Avant ce match, la Suède est quatrième de la poule de Fribourg avec 9 points, mais un match en plus. La Norvège est cinquième avec 7 points, même si elle en aurait mérité bien plus. Présenté comme ça, la confrontation paraît décisive pour l’accès aux quarts de finale. Elle ne l’est pas tout à fait : rien ne sera définitif en cas de victoire ou de défaite des uns ou des autres. L’enjeu est néanmoins important car il se résume ainsi : le vainqueur sera maître de son destin, le perdant ne le sera plus !

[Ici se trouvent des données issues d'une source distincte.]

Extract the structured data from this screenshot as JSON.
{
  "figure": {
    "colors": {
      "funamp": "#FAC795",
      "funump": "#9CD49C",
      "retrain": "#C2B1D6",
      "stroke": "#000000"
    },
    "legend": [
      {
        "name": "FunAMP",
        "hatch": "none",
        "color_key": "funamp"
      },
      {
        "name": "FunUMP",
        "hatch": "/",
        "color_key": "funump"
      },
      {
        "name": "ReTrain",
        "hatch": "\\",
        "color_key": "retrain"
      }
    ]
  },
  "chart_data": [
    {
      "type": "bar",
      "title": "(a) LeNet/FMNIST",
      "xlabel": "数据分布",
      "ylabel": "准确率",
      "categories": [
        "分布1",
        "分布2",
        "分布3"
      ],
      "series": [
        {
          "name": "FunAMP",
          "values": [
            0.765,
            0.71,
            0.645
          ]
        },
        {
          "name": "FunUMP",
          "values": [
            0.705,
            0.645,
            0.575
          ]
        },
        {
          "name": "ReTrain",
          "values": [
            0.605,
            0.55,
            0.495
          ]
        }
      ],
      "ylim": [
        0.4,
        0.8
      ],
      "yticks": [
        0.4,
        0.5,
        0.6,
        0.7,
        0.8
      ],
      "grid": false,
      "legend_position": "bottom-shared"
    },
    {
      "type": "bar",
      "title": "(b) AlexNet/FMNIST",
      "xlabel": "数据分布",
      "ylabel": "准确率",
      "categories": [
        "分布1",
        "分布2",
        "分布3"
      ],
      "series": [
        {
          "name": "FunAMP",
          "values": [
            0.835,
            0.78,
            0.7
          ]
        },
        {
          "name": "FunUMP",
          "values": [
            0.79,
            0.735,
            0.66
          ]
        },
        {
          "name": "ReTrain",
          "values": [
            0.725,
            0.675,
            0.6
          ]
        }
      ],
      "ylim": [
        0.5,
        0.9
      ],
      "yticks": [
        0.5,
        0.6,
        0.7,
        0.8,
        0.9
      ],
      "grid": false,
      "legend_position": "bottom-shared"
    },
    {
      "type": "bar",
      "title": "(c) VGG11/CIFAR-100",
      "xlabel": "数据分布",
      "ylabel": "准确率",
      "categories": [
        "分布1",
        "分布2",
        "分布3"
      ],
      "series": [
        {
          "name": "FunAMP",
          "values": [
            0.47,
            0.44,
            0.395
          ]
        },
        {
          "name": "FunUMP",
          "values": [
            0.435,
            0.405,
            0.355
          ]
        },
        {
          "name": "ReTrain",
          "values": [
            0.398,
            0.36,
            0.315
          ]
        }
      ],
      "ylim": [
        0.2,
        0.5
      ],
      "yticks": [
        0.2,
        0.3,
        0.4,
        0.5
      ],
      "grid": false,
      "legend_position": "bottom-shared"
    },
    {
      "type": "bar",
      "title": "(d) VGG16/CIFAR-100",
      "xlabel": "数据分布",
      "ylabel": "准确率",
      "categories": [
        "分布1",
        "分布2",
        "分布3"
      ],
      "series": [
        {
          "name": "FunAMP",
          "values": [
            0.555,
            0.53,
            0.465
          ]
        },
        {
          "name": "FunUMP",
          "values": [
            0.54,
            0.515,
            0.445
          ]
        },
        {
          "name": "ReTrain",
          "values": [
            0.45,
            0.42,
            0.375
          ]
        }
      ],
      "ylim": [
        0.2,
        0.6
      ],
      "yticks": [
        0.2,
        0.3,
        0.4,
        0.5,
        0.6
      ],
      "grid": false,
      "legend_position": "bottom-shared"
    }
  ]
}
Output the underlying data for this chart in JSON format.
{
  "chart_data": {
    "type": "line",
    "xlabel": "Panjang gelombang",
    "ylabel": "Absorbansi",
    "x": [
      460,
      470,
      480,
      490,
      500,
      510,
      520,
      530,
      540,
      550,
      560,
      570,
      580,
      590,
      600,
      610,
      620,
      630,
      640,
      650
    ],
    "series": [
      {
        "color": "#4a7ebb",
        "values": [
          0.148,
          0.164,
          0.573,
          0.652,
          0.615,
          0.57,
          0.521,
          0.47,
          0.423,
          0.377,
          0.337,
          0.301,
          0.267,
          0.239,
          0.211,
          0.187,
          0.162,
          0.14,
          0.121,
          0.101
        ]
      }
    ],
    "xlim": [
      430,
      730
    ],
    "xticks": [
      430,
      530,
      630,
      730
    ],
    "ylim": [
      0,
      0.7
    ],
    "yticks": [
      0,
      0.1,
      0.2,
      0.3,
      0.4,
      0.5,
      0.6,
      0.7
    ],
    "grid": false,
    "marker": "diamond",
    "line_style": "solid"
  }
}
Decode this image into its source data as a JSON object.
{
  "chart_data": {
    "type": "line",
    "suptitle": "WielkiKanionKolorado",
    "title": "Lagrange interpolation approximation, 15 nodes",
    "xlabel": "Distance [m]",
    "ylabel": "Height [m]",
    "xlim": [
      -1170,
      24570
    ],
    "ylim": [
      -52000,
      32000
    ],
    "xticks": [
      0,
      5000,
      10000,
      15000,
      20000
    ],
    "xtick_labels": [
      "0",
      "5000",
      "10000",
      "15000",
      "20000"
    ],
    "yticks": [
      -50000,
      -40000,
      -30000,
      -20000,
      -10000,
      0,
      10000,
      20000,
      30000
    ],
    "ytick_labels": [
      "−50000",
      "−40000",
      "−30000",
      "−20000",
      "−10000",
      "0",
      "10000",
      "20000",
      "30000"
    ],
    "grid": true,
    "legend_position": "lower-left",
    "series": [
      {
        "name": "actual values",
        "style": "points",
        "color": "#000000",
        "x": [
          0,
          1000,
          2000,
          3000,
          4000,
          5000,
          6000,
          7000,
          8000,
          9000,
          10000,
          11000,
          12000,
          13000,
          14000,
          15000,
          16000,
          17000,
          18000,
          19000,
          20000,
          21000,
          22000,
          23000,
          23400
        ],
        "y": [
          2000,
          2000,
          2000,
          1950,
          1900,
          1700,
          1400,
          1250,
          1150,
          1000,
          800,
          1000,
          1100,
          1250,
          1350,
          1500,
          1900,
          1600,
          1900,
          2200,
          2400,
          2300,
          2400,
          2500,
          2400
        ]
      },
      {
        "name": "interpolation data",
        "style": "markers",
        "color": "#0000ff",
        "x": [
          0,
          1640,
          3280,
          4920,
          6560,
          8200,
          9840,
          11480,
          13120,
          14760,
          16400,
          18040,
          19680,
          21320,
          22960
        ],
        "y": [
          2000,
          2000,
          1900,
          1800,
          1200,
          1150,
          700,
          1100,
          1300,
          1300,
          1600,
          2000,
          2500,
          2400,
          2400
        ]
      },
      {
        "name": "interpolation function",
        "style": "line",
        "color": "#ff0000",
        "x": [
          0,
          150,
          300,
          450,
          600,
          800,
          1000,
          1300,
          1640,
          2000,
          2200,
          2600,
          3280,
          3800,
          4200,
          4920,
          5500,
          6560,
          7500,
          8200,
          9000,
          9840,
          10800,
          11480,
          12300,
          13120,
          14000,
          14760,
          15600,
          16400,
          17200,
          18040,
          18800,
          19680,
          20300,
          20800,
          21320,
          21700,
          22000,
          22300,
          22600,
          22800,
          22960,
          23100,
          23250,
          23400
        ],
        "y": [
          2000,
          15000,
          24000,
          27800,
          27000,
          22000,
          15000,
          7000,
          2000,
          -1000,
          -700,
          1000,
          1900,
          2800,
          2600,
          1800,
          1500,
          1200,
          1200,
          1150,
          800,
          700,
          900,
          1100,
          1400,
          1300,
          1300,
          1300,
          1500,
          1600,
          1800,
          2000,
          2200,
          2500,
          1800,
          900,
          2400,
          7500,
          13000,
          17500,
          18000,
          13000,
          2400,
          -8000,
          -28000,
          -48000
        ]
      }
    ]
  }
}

Cette affiche est historiquement déséquilibrée. La Norvège n’a battu la Suède qu’une fois en compétition officielle et c’était seulement aux tirs au but lors des Mondiaux 2011 à Košice. Elle a souvent un complexe d’infériorité dans le hockey face au grand voisin, mais elle est si prometteuse cette année qu’on espère qu’il y aura match.
Le coach norvégien Petter Thoresen a choisi comme gardien titulaire Henrik Haukeland, qui a deux blanchissages mais a affronté les adversaires les plus faciles. Sam Hallam continue de respecter l’alternance et titularise donc Arvid Söderblom.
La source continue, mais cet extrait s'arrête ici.